Explanation: Replacing native HTML tables with div-based layouts breaks screen reader navigation and keyboard focus management. Fix: Use semantic <table>, <thead>, <tbody>, and <th> elements. Ensure sort buttons have aria-sort attributes and that filter pills are focusable with proper role="checkbox" semantics.
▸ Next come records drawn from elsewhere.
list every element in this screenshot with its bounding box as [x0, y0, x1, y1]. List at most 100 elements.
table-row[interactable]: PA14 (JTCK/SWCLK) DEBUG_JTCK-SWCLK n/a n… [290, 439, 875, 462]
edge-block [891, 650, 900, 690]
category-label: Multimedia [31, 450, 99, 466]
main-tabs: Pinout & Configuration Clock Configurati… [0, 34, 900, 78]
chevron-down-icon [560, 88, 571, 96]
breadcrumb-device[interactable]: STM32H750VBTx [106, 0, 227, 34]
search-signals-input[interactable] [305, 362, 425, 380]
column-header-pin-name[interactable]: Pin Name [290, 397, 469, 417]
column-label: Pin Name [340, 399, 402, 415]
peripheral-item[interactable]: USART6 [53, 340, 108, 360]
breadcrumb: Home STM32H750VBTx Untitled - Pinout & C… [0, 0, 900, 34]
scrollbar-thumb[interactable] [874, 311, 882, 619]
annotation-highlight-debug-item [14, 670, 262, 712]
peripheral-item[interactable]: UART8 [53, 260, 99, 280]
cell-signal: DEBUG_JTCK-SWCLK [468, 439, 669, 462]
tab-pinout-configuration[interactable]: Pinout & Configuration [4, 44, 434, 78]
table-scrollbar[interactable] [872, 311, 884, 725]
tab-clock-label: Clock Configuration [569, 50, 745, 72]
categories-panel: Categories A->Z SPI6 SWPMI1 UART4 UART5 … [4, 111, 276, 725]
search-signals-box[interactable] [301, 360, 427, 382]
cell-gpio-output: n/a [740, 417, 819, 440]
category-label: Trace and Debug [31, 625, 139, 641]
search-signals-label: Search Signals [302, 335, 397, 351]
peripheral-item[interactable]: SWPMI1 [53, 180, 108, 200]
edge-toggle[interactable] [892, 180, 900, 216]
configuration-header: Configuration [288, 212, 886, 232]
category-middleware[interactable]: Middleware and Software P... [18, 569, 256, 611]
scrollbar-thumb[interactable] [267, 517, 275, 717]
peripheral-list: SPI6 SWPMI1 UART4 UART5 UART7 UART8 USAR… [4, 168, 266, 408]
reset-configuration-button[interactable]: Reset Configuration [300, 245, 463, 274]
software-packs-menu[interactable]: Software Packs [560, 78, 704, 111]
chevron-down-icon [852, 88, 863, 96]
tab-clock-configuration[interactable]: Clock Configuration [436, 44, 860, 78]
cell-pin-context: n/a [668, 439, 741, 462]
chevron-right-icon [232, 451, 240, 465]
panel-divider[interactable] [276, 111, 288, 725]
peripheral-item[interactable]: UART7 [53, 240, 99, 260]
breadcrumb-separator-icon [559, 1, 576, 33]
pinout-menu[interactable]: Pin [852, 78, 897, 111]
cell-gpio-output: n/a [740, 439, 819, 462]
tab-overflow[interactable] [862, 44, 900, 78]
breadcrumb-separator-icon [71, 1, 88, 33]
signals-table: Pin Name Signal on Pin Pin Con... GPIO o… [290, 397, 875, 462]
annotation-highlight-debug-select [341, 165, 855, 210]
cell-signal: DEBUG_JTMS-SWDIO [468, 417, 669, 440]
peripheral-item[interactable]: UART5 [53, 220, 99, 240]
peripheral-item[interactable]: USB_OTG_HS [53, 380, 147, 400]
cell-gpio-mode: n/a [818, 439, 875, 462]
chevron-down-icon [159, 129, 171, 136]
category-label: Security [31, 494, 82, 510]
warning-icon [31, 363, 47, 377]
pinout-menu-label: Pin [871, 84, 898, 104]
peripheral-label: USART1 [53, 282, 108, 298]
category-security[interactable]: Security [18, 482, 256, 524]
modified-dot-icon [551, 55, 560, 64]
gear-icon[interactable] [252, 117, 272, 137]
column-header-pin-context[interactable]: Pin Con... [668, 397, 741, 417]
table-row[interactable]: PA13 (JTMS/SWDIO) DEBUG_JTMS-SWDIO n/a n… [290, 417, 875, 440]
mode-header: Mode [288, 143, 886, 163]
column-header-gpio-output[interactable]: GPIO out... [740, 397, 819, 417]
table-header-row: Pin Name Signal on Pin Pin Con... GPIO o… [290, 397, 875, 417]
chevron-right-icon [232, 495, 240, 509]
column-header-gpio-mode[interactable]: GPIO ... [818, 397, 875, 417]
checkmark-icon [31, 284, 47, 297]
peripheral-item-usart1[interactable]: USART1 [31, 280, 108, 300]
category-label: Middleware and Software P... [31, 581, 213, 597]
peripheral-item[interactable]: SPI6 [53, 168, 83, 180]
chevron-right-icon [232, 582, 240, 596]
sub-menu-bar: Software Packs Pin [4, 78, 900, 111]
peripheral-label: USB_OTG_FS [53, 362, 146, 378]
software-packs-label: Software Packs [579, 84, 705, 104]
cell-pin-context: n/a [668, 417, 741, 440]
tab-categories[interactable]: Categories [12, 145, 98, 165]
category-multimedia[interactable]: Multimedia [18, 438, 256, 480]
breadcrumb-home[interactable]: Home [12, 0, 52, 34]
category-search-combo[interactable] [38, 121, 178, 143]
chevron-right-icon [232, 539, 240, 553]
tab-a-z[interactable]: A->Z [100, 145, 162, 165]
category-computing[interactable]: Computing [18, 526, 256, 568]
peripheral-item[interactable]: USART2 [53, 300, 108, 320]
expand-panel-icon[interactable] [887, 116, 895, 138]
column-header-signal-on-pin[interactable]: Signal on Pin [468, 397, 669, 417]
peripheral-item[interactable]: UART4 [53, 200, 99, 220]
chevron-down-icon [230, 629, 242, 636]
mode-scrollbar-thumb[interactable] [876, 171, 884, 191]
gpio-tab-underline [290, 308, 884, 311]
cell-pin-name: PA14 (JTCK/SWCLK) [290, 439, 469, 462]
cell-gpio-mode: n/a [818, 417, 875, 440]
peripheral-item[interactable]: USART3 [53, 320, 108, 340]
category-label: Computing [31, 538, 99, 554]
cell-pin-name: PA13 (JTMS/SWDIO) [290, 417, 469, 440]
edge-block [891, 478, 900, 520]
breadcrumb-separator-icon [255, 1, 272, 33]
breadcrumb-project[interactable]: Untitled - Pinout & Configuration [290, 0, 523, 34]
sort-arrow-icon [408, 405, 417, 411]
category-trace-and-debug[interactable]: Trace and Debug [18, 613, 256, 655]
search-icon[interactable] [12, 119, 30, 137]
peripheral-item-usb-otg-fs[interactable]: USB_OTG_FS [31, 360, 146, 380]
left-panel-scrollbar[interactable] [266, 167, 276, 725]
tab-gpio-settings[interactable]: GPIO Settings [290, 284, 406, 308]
7. Over-Engineering with Server-Side Filtering

Explanation: Routing filter requests through API endpoints adds latency and complexity for datasets that comfortably fit in browser memory. Fix: Keep filtering and sorting client-side for catalogs under 500 entries. Reserve server-side pagination for enterprise datasets requiring database queries or row-level security.

Production Bundle

Action Checklist

Validate JSON schema with Zod before shipping to production
Implement AND-based capability filtering using Array.every()
Normalize context windows and sizes to base units during build time
Wrap sort/filter logic in useMemo to prevent unnecessary re-renders
Add debounced search input to reduce state update frequency
Ensure all interactive elements meet WCAG 2.1 AA contrast and focus standards
Configure CI pipeline to refresh catalog data weekly or on tag changes
Add error boundaries around the registry component to handle malformed entries gracefully

Decision Matrix

Scenario	Recommended Approach	Why	Cost Impact
Catalog < 300 models, infrequent updates	Static JSON + client-side filtering	Zero runtime cost, instant load, predictable performance	$0 infrastructure
Catalog > 1,000 models, frequent updates	Server-side pagination + database index	Reduces payload size, enables efficient querying	Moderate compute cost
Multi-tenant registry with access control	API proxy + row-level security	Enforces permissions, isolates tenant data	Higher backend cost
Real-time benchmarking data required	Hybrid: static metadata + dynamic metrics API	Keeps discovery fast, fetches live scores on demand	Low-medium API cost

Configuration Template

// public/registry.json
{
  "version": "2024.06.15",
  "lastUpdated": "2024-06-15T08:00:00Z",
  "models": [
    {
      "id": "llama3.1:8b",
      "name": "llama3.1",
      "sizeBytes": 4900000000,
      "contextTokens": 131072,
      "capabilities": ["chat", "code"],
      "quantization": "Q4_K_M"
    },
    {
      "id": "llava:13b",
      "name": "llava",
      "sizeBytes": 7800000000,
      "contextTokens": 4096,
      "capabilities": ["chat", "vision"],
      "quantization": "Q5_K_M"
    }
  ]
}

// next.config.js
/** @type {import('next').NextConfig} */
const nextConfig = {
  output: 'export',
  trailingSlash: true,
  images: { unoptimized: true },
  // Ensures static export works with JSON imports
  webpack: (config) => {
    config.resolve.fallback = { fs: false, path: false };
    return config;
  }
};

module.exports = nextConfig;

Quick Start Guide

Initialize Project: Run npx create-next-app@latest registry-ui --typescript --tailwind --app. Install @radix-ui/react-slot, class-variance-authority, clsx, tailwind-merge, and lucide-react.
Add Data Pipeline: Create a scripts/fetch-catalog.ts file that pulls the Ollama model list, runs parseContextWindow() on each entry, and writes public/registry.json. Execute it before building.
Build Registry Component: Import the JSON file in a client component. Implement useMemo-wrapped filtering and sorting logic. Render the table using shadcn/ui components with proper ARIA attributes.
Verify & Deploy: Run npm run build to confirm static export succeeds. Test filter intersection logic and numeric sorting. Deploy to any static host (Vercel, Netlify, Cloudflare Pages) with zero configuration.